THOUSANDS of protesters marched through the streets of Madrid on Saturday November 7, protesting that a stronger stand must be taken against Gender Violence.
An estimated 20,000 people – predominantly women – took part in Saturday’s march to condemn violence against women and highlighting the fact that almost 1400 victims have been killed by their current or former partners since 1995.
The rally, organised by feminist groups, was attended by representatives of the main political parties including Pablo Iglesias of Podemos, and Pedro Sanchez from the PSOE.
Activists lay on the ground clad in black in remembrance of hundreds of women who have been murdered over the years in what they described as ‘sexist terrorism,’ while calls were made that laws against domestic abuse should be extended to include all violence against women.
Mayor of Barcelona, Ada Colau, who marched alongside her Madrid counterpart Manuela Carmena, to support the campaign, said, “If this violence was exercised against men, the country would be militarised.”

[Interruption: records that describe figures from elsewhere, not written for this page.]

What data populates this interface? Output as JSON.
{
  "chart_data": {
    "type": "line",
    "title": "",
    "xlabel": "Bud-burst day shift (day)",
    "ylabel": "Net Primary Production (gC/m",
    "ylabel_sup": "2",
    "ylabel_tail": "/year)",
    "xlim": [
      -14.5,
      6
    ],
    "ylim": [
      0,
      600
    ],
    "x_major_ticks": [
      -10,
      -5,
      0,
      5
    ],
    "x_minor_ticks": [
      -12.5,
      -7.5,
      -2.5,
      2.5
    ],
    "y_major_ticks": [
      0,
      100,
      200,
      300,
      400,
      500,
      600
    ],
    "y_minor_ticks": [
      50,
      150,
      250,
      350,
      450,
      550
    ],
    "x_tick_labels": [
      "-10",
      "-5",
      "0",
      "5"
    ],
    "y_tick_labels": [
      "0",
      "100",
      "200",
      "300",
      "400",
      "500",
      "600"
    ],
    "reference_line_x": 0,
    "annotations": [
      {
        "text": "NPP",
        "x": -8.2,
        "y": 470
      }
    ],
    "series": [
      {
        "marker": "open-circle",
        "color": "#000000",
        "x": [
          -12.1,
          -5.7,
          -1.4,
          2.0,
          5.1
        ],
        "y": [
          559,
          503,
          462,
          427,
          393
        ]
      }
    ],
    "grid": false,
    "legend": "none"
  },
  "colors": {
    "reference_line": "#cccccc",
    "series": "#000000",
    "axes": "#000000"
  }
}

The sea of purple t-shirts saw the march started by Angela Gonzalez, whose daughter was murdered by her former husband.
Although a survey by the EU estimated that 13 million woman in Europe experienced physical violence in 2013, it suggests the problem is less prevalent in Spain than other European countries.
However, domestic violence, or Gender violence as it is referred to in Spain, is forefront in the public eye at the moment, and the rally has succeeded in reaffirming the issue on the political agenda – just six weeks before the general elections.